# Raising White Worms



## Donald Hansen (Jan 21, 2011)

I don't know how many people raise their own White Worms but it's easy to do. The main thing is finding a cool place to keep them. My basement works just fine. The first picture shows what I feed to the fish every 3 days. The second picture shows the White Worms on top of the soil. They don't seem to borrow into the soil itself. The third picture shows how I feed the baby cereal. In 24 hours the box will look like picture 2.

DLH


----------



## majerah1 (Oct 29, 2010)

Would you say these are easier than grindals?I culture grindals for my bettas,and was thinking of whiteworms too.


----------



## FAIRCHILD (Jun 30, 2011)

Do you sell any cultures?


----------



## Donald Hansen (Jan 21, 2011)

majerah1
Never raised Grindals so I wouldn't know.
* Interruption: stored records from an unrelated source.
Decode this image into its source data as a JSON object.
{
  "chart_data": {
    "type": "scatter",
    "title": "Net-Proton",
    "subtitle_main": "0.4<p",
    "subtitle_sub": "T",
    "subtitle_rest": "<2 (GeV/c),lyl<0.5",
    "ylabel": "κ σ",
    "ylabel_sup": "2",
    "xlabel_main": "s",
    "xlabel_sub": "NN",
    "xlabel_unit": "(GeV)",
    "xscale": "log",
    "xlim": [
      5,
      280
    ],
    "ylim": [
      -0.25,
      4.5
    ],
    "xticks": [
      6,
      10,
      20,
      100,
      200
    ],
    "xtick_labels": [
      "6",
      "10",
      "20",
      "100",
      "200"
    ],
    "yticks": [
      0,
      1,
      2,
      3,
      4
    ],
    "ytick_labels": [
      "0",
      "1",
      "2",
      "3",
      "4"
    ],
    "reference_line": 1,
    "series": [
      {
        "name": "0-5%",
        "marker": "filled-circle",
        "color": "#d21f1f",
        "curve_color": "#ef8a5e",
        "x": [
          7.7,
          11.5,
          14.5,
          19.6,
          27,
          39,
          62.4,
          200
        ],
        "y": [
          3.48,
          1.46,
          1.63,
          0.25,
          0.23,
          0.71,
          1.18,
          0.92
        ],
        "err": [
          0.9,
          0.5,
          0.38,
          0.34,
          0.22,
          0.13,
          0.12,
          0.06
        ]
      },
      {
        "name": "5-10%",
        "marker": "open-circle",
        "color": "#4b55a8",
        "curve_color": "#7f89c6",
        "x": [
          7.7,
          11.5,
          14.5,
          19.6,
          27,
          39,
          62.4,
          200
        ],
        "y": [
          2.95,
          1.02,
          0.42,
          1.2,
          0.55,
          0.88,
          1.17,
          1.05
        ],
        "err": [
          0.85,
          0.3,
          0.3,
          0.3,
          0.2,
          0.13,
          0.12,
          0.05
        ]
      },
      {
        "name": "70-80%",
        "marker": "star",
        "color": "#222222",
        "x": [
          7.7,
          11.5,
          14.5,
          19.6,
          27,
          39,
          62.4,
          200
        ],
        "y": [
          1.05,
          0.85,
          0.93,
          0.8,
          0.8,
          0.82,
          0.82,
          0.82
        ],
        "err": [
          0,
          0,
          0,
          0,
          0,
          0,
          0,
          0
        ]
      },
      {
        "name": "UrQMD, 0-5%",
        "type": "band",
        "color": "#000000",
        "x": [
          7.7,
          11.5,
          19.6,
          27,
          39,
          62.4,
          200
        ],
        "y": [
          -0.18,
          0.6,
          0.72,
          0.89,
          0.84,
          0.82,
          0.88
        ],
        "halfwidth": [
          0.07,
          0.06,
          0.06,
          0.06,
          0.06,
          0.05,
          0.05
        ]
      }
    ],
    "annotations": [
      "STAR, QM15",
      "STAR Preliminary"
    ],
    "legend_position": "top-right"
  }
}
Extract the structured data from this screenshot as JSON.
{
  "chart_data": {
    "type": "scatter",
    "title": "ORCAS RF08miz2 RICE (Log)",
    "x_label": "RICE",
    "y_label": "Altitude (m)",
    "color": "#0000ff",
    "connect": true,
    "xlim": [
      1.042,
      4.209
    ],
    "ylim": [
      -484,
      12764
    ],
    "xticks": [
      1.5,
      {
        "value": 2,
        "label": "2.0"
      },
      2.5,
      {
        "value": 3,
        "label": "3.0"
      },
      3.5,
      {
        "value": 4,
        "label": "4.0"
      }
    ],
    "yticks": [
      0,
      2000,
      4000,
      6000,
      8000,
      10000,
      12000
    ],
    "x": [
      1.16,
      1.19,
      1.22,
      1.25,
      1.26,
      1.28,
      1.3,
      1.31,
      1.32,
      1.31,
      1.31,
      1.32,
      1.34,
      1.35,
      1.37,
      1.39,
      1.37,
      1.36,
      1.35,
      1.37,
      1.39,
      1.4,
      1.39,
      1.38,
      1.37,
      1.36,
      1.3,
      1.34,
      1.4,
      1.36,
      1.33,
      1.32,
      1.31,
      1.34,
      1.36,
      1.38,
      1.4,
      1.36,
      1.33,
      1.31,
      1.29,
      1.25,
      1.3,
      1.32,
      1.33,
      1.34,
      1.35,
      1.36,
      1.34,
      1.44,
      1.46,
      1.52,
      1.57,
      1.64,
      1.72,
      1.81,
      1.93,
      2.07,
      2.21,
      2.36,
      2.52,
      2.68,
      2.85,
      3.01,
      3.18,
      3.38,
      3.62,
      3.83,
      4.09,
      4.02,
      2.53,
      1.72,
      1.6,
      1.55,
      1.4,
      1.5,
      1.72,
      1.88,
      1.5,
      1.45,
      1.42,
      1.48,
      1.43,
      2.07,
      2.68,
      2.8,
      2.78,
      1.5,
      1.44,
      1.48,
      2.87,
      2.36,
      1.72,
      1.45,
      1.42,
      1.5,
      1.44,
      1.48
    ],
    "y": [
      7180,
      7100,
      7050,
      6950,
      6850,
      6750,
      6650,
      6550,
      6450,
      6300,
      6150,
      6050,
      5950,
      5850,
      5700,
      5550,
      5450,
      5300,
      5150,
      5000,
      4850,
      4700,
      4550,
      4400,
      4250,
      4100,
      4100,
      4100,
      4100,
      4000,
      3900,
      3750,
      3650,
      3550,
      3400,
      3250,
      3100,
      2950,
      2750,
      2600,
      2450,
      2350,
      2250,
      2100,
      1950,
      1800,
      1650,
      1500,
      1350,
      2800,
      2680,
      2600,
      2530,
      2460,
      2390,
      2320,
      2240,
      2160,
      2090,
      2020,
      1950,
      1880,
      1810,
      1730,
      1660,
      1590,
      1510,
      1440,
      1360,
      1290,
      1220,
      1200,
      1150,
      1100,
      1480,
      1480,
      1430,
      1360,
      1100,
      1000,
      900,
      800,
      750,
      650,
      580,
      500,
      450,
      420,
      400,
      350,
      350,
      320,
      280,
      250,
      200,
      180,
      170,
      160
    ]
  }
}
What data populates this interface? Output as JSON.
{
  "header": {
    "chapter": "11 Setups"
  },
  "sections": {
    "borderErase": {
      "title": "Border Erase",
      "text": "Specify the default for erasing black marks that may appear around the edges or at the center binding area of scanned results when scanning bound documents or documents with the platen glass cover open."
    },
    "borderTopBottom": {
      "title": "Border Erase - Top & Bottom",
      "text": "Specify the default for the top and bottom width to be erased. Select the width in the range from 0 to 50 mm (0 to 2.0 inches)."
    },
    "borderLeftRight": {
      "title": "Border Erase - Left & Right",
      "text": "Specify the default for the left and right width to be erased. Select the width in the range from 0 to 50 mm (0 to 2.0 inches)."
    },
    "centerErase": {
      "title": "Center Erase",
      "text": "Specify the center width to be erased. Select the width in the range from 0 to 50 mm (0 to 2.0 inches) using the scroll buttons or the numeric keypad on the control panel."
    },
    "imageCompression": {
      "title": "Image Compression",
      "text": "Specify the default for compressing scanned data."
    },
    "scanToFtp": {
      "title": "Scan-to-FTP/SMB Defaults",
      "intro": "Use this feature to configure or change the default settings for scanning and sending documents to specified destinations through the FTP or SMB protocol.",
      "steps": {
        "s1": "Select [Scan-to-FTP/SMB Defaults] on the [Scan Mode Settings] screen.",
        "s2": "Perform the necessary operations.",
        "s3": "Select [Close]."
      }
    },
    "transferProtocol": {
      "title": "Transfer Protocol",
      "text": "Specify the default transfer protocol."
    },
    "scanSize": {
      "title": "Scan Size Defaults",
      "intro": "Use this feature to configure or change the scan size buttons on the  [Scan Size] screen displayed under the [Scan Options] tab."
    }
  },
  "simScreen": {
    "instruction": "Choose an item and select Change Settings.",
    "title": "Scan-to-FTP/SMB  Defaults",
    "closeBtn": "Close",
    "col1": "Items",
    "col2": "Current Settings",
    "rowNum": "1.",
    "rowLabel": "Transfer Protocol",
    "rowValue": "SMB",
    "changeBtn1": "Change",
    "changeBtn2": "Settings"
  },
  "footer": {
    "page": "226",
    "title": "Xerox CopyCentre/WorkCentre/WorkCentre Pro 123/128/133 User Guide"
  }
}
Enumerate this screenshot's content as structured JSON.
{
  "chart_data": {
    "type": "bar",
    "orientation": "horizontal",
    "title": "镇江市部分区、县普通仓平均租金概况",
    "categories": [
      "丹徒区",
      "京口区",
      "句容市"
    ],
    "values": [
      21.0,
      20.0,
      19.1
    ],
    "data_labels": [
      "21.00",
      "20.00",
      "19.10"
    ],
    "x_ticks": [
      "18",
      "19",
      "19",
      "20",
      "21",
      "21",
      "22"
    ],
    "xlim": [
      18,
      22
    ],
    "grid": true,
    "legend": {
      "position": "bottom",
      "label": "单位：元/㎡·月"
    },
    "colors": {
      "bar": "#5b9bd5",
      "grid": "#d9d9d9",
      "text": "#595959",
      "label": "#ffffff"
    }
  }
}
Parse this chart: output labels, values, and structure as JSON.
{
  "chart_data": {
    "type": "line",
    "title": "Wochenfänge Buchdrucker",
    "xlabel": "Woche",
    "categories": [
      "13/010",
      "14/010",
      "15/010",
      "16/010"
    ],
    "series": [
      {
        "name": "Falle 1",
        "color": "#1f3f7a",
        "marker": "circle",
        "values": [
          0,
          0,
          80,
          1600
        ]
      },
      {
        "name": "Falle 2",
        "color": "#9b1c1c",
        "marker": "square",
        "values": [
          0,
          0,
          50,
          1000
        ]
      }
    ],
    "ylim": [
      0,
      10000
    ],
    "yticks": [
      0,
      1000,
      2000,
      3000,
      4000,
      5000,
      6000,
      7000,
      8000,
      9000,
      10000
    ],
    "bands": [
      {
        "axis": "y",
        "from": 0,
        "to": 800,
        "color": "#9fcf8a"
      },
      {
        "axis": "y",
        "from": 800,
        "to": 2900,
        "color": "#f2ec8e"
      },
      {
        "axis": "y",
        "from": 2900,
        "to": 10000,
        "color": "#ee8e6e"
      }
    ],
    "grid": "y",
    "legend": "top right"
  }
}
White Worms are not hard to raise if you have a cool place to do it. I would have to do a search but I think it has to be below 65 F. If you are interested I can do a more detailed description of how to do it.

28Photos
I got my culture from Angels Plus for $5.50, it's now $6.50. That includes shipping. They send a golf ball size of dirt with the worms. I did a review on Angels Plus on 5/21/2011 so you can see in the second picture how the culture grew. You would think they are shipping fine crystal the way they pack it. Like I said above they don't like warmth so you might watch the weather for a cool spell before you order them.

DLH

DLH


----------



## Donald Hansen (Jan 21, 2011)

Did a search on how to raise Grindals. Looks to be exactly like what you would do to raise White Worms only the Grindals are about half the size of a White Worm. Think I'm going to look into that because right now I have to chop up the White Worms to make sure the Rasboras and other small fish can handle them.

DLH


----------